TFG has generated 230 million yuan from the sale of 200 office units when it launched the first round of sale last November, Yu added. The second round of sale has been suspended because of the coronavirus outbreak that has prompted the local government to close all casinos for two weeks from February 4.

Yu, who is based in Hong Kong, said Siemens has agreed to set up a base in the project to study feasibility of the location for making electric cars to cater to the Chinese market. Tesla rolled out its first Made-in-China electric cars from its US$5 billion plant in Lingang near Shanghai last month.



“We are also in talks with Siemens to team up with University of Macau to provide learning courses for students,” he added. “This is not just a property project. It will also help promote education and tourism.”

The Greater Bay Area represents China’s economic blueprint to link nine Chinese cities in the Pearl River Delta with Macau and Hong Kong, and turn them into a new financial and business hub to rival San Francisco and Tokyo. The cluster made up about one-eighth of China’s economy in 2017, with a population larger than the UK and twice that of Canada.

TFG owns a 70 per cent stake in the venture, while the other 30 per cent is held by Tony Un Chong San, chairman of the German Macau Business Association.

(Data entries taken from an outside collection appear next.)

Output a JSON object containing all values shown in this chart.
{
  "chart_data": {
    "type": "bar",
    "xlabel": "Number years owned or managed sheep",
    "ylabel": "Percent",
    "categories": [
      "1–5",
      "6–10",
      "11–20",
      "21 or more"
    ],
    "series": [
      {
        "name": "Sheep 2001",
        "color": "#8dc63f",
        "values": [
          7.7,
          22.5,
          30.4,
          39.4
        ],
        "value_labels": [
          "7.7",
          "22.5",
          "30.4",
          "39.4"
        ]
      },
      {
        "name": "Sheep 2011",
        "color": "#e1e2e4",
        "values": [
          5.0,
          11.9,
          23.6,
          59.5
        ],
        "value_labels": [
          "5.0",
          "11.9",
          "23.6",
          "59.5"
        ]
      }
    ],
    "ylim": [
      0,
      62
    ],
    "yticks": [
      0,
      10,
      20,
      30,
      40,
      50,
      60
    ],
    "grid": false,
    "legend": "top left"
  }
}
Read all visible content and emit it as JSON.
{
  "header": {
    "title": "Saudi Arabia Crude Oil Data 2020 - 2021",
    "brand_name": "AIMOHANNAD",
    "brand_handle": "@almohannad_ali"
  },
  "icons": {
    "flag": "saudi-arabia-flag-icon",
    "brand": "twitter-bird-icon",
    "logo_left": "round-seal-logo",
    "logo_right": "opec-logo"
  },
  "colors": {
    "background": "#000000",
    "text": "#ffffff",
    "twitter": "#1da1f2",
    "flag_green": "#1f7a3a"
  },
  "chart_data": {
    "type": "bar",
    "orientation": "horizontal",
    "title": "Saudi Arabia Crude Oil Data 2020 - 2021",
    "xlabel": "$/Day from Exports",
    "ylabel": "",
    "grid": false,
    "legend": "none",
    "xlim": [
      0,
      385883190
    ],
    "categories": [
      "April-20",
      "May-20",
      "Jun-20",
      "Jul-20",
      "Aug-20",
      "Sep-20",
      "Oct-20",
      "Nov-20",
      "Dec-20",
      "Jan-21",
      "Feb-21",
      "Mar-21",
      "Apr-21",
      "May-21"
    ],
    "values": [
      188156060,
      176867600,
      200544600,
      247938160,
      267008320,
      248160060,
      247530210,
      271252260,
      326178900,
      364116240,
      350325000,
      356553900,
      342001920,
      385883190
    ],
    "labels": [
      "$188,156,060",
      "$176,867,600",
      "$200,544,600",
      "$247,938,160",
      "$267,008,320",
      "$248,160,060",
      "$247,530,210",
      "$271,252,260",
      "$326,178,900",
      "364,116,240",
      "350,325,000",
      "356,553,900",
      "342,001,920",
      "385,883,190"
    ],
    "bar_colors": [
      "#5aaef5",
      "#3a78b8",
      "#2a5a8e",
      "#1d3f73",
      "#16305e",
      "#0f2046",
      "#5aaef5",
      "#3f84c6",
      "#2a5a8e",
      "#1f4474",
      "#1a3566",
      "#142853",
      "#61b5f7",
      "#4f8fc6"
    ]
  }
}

The German-themed city adds to some 1,000 towns across mainland China that replicate certain European cities. The Sky City in Hangzhou, Zhejiang province features Parisian architecture and a 108-metre tall replica of the Eiffel Tower, while the Austrian village of Hallstatt was reconstructed in Huizhou in Guangdong province. A copy of Stratford-upon-Avon, Shakespeare’s birthplace, is due in 2022 in Fuzhou in Jiangxi province.

For Hengqin German City, Yu said the developer will only sell half of the properties, and retain and manage the balance in its books to ensure its long-term sustainability. He is confident sales can increase when the coronavirus outbreak comes under control.

“The viral outbreak will only be a short-term hiccup,” he said. “Things will return to normal once the epidemic is contained. The suspension of sales is also for the safety of our staff.”